Many retailers are planning on bringing on temporary employees this holiday season to manage the added influx of customer traffic and orders. But low unemployment is pushing retailers to up their offers in hopes of convincing potential temps that working the Christmas season is worth their while.
In their attempt to court holiday workers, retailers have been starting early in the season and offering higher wages, profit-sharing and even paid time off for those willing to come on board, according to The Wall Street Journal. Kohl’s and J.C. Penney started hiring seasonal workers in June, three months earlier than usual. And J.C. Penney is offering one-week of paid time off for part-time hourly workers. Target raised its starting wage for employees hired after September 16 to $12, and Macy’s has begun offering bonuses to full- and part-time staff who meet sales and online fulfillment goals.

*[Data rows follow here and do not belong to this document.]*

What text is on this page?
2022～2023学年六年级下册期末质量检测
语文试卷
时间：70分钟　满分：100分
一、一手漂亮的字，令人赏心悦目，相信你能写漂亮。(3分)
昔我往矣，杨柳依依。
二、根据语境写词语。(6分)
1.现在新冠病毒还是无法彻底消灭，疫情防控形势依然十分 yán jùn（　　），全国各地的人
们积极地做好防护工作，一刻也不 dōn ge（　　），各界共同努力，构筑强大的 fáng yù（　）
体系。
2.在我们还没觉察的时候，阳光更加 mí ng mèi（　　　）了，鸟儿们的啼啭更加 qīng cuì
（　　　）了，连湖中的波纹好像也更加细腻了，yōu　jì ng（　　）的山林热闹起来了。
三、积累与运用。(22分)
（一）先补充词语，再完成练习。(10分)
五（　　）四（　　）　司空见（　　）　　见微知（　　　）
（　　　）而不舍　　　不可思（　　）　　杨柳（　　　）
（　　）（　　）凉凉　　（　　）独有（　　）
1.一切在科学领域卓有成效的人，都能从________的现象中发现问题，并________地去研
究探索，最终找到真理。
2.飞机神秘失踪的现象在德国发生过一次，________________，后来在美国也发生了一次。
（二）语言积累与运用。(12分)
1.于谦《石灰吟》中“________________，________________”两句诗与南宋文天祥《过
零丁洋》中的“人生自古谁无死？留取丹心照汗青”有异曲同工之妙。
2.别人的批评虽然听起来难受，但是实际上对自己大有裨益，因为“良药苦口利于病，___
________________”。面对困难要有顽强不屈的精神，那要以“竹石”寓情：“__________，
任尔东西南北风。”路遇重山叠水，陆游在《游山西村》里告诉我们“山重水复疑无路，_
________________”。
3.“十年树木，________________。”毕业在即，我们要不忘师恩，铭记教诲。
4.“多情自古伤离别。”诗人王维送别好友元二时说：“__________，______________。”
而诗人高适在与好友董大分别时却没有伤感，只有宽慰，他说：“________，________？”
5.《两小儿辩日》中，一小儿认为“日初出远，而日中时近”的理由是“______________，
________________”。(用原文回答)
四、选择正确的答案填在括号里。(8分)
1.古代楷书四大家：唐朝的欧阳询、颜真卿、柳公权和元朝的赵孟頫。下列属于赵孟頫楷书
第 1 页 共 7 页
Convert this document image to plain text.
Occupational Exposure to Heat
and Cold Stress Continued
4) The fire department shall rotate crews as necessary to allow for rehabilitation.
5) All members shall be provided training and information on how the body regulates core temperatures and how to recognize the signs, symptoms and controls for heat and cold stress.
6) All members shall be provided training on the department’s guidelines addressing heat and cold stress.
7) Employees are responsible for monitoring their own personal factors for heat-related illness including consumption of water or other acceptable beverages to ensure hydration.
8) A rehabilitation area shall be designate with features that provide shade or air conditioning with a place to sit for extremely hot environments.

The technological demands of the new economy may also require retailers to be more certain of their seasonal employees’ baseline technical skills when they come on board for Christmas. Significantly more seasonal hires than last year at chains like Macy’s and Target will be focused on e-commerce operations and fulfillment.
Even without the expected holiday customer boom and corresponding need for additional staff on the floor and in e-commerce fulfillment, this year retailers have found themselves in a tough spot when trying to hire and keep qualified talent.
Stagnant wages well below the standards of other industries, a lack of flexible hours and a tendency of retailers to bring on workers part-time and without benefits has led qualified employees to seek work in areas with better prospects, according to a study cited on Industry Insider.
The tight labor market has had an impact on other parts of the retail supply chain, too. Walmart has been having difficulty finding qualified long-haul truck drivers to hire, according to Bloomberg. The chain has begun to offer referral bonuses of up to $1,500 and is drastically reducing the duration of the new hire onboarding process.
- Out of Stock This Holiday Season: Store Workers – The Wall Street Journal
- Top Five Sectors Exposed to Labor Shortages in 2018 – Industry Insider
- Macy’s plans for a very digital Christmas with seasonal hires – RetailWire
- Walmart Doubles Spending in Battle for Truckers – Bloomberg
DISCUSSION QUESTIONS: Will the incentives offered by J.C. Penney, Macy’s, Target and others successfully attract the quality of seasonal talent the chains need to manage the holiday season? Do you see retailers falling short of their seasonal hiring numbers, and what should they about it?